Maiden_of Harad said:


> Odin, I'm sorry I can't answer your question.
> But do you realize what you've unleashed?
> 
> Someone's going to comment about how the LOTR movies have distorted the public mind-but anyway. (Not that the movies were all that faithful to the source, but they are great!)
> ...



Magneto: The war has begun......


----------



## morgoth145 (May 10, 2013)

Originally, orcs were elves captured by Morgoth, whom he tortured until they became orcs, so I assume that the orcs bred amongst each other. Something I've been wondering about was whether the orcs are still immortal like the elves are, or if they lost their immortality by being so horribly twisted and marred.


----------



## daTomoT (May 11, 2013)

morgoth145 said:


> Originally, orcs were elves captured by Morgoth, whom he tortured until they became orcs, so I assume that the orcs bred amongst each other. *Something I've been wondering about was whether the orcs are still immortal like the elves are*, or if they lost their immortality by being so horribly twisted and marred.

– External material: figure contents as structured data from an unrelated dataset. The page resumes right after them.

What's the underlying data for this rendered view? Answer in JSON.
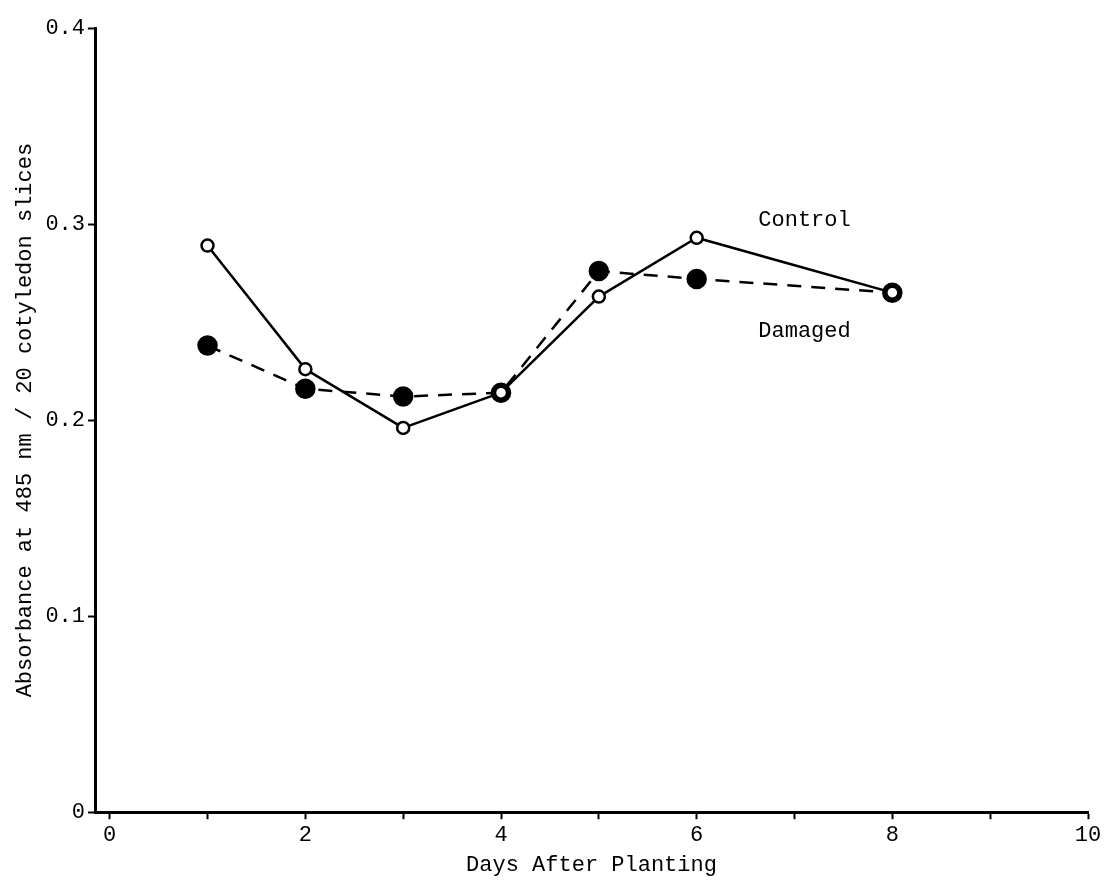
{
  "chart_data": {
    "type": "line",
    "xlabel": "Days After Planting",
    "ylabel": "Absorbance at 485 nm / 20 cotyledon slices",
    "x": [
      1,
      2,
      3,
      4,
      5,
      6,
      8
    ],
    "series": [
      {
        "name": "Control",
        "color": "#000000",
        "line_style": "solid",
        "values": [
          0.289,
          0.226,
          0.196,
          0.214,
          0.263,
          0.293,
          0.265
        ]
      },
      {
        "name": "Damaged",
        "color": "#000000",
        "line_style": "dashed",
        "values": [
          0.238,
          0.216,
          0.212,
          0.214,
          0.276,
          0.272,
          0.265
        ]
      }
    ],
    "marker": "circle",
    "xlim": [
      -0.15,
      10
    ],
    "xticks": [
      0,
      {
        "value": 1,
        "label": null
      },
      2,
      {
        "value": 3,
        "label": null
      },
      4,
      {
        "value": 5,
        "label": null
      },
      6,
      {
        "value": 7,
        "label": null
      },
      8,
      {
        "value": 9,
        "label": null
      },
      10
    ],
    "ylim": [
      0,
      0.4
    ],
    "yticks": [
      0,
      0.1,
      0.2,
      0.3,
      0.4
    ],
    "grid": false,
    "legend": false
  }
}
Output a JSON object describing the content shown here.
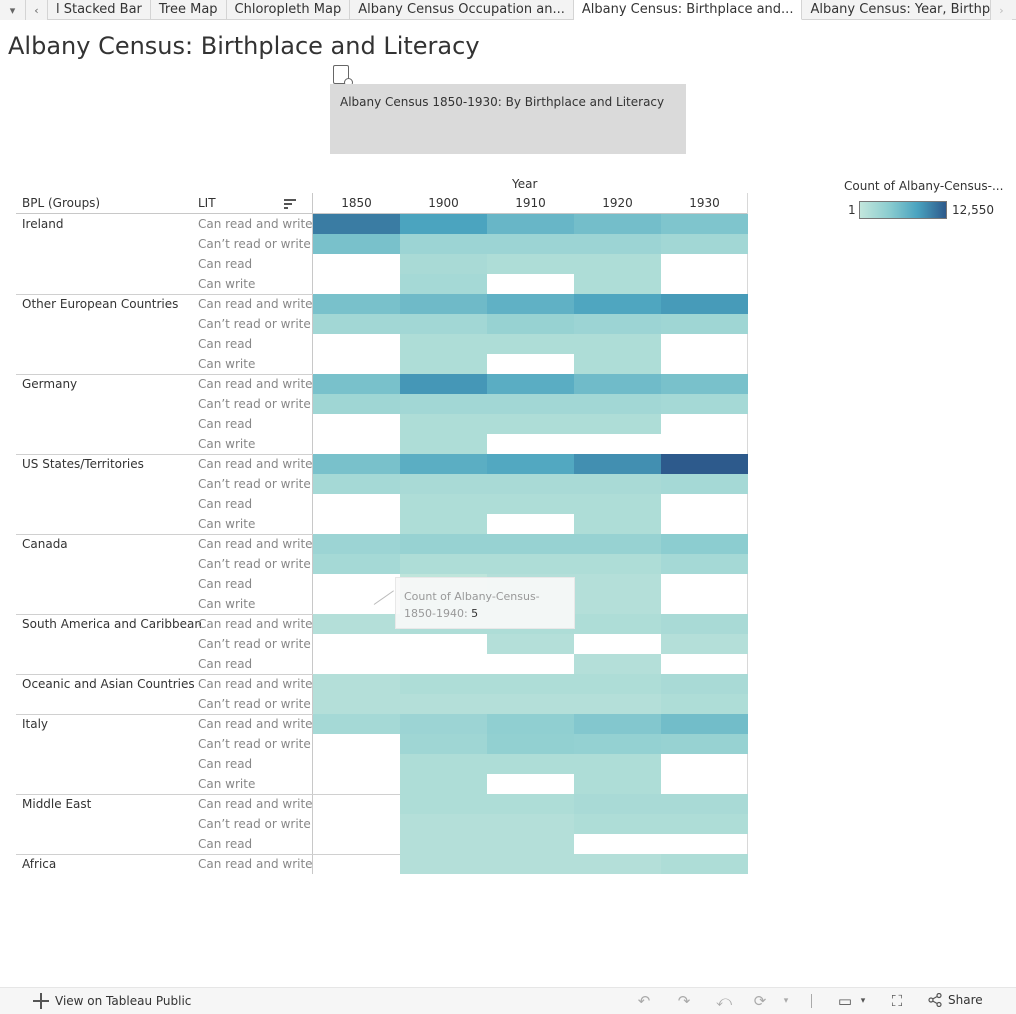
{
  "tabs": {
    "items": [
      {
        "label": "l Stacked Bar",
        "active": false
      },
      {
        "label": "Tree Map",
        "active": false
      },
      {
        "label": "Chloropleth Map",
        "active": false
      },
      {
        "label": "Albany Census Occupation an...",
        "active": false
      },
      {
        "label": "Albany Census: Birthplace and...",
        "active": true
      },
      {
        "label": "Albany Census: Year, Birthplac...",
        "active": false
      }
    ]
  },
  "page_title": "Albany Census: Birthplace and Literacy",
  "subtitle": "Albany Census 1850-1930: By Birthplace and Literacy",
  "headers": {
    "col_group_title": "Year",
    "row_dim1": "BPL (Groups)",
    "row_dim2": "LIT"
  },
  "legend": {
    "title": "Count of Albany-Census-...",
    "min": "1",
    "max": "12,550",
    "color_low": "#c2e6dc",
    "color_high": "#2d5a8c"
  },
  "tooltip": {
    "label": "Count of Albany-Census-1850-1940:",
    "value": "5"
  },
  "footer": {
    "view_label": "View on Tableau Public",
    "share_label": "Share"
  },
  "chart_data": {
    "type": "heatmap",
    "title": "",
    "x_label": "Year",
    "years": [
      "1850",
      "1900",
      "1910",
      "1920",
      "1930"
    ],
    "color_range": [
      1,
      12550
    ],
    "groups": [
      {
        "name": "Ireland",
        "rows": [
          {
            "lit": "Can read and write",
            "v": [
              9000,
              5500,
              3300,
              2600,
              2000
            ]
          },
          {
            "lit": "Can’t read or write",
            "v": [
              2300,
              700,
              700,
              700,
              500
            ]
          },
          {
            "lit": "Can read",
            "v": [
              null,
              300,
              200,
              200,
              null
            ]
          },
          {
            "lit": "Can write",
            "v": [
              null,
              400,
              null,
              200,
              null
            ]
          }
        ]
      },
      {
        "name": "Other European Countries",
        "rows": [
          {
            "lit": "Can read and write",
            "v": [
              2300,
              2900,
              3900,
              5200,
              6200
            ]
          },
          {
            "lit": "Can’t read or write",
            "v": [
              500,
              500,
              900,
              700,
              600
            ]
          },
          {
            "lit": "Can read",
            "v": [
              null,
              200,
              200,
              200,
              null
            ]
          },
          {
            "lit": "Can write",
            "v": [
              null,
              200,
              null,
              200,
              null
            ]
          }
        ]
      },
      {
        "name": "Germany",
        "rows": [
          {
            "lit": "Can read and write",
            "v": [
              2300,
              6500,
              4300,
              2800,
              2300
            ]
          },
          {
            "lit": "Can’t read or write",
            "v": [
              600,
              500,
              500,
              500,
              400
            ]
          },
          {
            "lit": "Can read",
            "v": [
              null,
              200,
              200,
              200,
              null
            ]
          },
          {
            "lit": "Can write",
            "v": [
              null,
              200,
              null,
              null,
              null
            ]
          }
        ]
      },
      {
        "name": "US States/Territories",
        "rows": [
          {
            "lit": "Can read and write",
            "v": [
              2300,
              4200,
              4900,
              7200,
              12550
            ]
          },
          {
            "lit": "Can’t read or write",
            "v": [
              400,
              300,
              300,
              300,
              400
            ]
          },
          {
            "lit": "Can read",
            "v": [
              null,
              200,
              200,
              200,
              null
            ]
          },
          {
            "lit": "Can write",
            "v": [
              null,
              200,
              null,
              200,
              null
            ]
          }
        ]
      },
      {
        "name": "Canada",
        "rows": [
          {
            "lit": "Can read and write",
            "v": [
              700,
              900,
              900,
              900,
              1400
            ]
          },
          {
            "lit": "Can’t read or write",
            "v": [
              400,
              200,
              200,
              200,
              400
            ]
          },
          {
            "lit": "Can read",
            "v": [
              null,
              5,
              100,
              100,
              null
            ]
          },
          {
            "lit": "Can write",
            "v": [
              null,
              100,
              100,
              100,
              null
            ]
          }
        ]
      },
      {
        "name": "South America and Caribbean",
        "rows": [
          {
            "lit": "Can read and write",
            "v": [
              100,
              200,
              200,
              200,
              300
            ]
          },
          {
            "lit": "Can’t read or write",
            "v": [
              null,
              null,
              100,
              null,
              100
            ]
          },
          {
            "lit": "Can read",
            "v": [
              null,
              null,
              null,
              100,
              null
            ]
          }
        ]
      },
      {
        "name": "Oceanic and Asian Countries",
        "rows": [
          {
            "lit": "Can read and write",
            "v": [
              100,
              200,
              200,
              200,
              300
            ]
          },
          {
            "lit": "Can’t read or write",
            "v": [
              100,
              100,
              100,
              100,
              200
            ]
          }
        ]
      },
      {
        "name": "Italy",
        "rows": [
          {
            "lit": "Can read and write",
            "v": [
              400,
              700,
              1200,
              1800,
              2700
            ]
          },
          {
            "lit": "Can’t read or write",
            "v": [
              null,
              600,
              1100,
              1000,
              900
            ]
          },
          {
            "lit": "Can read",
            "v": [
              null,
              200,
              200,
              200,
              null
            ]
          },
          {
            "lit": "Can write",
            "v": [
              null,
              200,
              null,
              200,
              null
            ]
          }
        ]
      },
      {
        "name": "Middle East",
        "rows": [
          {
            "lit": "Can read and write",
            "v": [
              null,
              200,
              200,
              300,
              300
            ]
          },
          {
            "lit": "Can’t read or write",
            "v": [
              null,
              100,
              100,
              200,
              200
            ]
          },
          {
            "lit": "Can read",
            "v": [
              null,
              100,
              100,
              null,
              null
            ]
          }
        ]
      },
      {
        "name": "Africa",
        "rows": [
          {
            "lit": "Can read and write",
            "v": [
              null,
              100,
              100,
              100,
              200
            ]
          }
        ]
      }
    ]
  }
}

This has really sparked my interest. My immediate response is 'No! Have you ever seen an old orc?' but then, the people in charge of the orcs (ie Melkor, Sauron and to a lesser extent Saruman) never keep them long enough for us to know this, they're just disposable tools for one time use. Perhaps if an orc was treated 'right' and allowed to grow, perhaps they would last a very long time. For even the elves could die from a grievous bodily injury, or waste away in grief (though I can't see an Orc crying itself to sleep). Thought provoking indeed. Perhaps the orcs really have an intellect rivalling that of elves? Okay, men then. Now that is heartbreaking.

As for born or grown; I would say born. We know that the first orcs were twisted elves, and being of the same species I expect they can still interbreed, and I'm sure I've seen it in one of the texts that Melkor or Sauron 'bred' an army. As for Saruman's creation of Uruk-Hai seemingly from mud in the film adaption, I think this is misleading. In The Two Towers (book), Treebeard alludes to Uruk-Hai being a hybrid of orc and human (Wildmen of Dunland). Now, think about the way some animals create nurseries for their young before they are born. This could be the mud-vats of Saruman, a place for the young foetus to grow outside of the body. I don't actually know how Orc breeding works, but that's one theory, that orcs are bred but then developed externally. I can;t quite grasp the notion of a pregnant, female orc. It's uncomfortable.


----------



## Bucky (May 15, 2013)

morgoth145 said:


> Originally, orcs were elves captured by Morgoth, whom he tortured until they became orcs, so I assume that the orcs bred amongst each other. Something I've been wondering about was whether the orcs are still immortal like the elves are, or if they lost their immortality by being so horribly twisted and marred.



*Well, not really true...

This is what Christopher Tolkien with Guy Kay's assistance decided to write (create) for a published Silmarillion, but it's simply not what JRR Tolkien ever decided to publish.

For the elder's thoughts on the matter, you need to read HoME Volume Ten, Morgoth's Ring, specifically 'Myth's transformed' #7 & 8 I believe, to see what JRR Tolkien said: He wasn't ever sure if orcs came from Elves, Men of both in the end.*


----------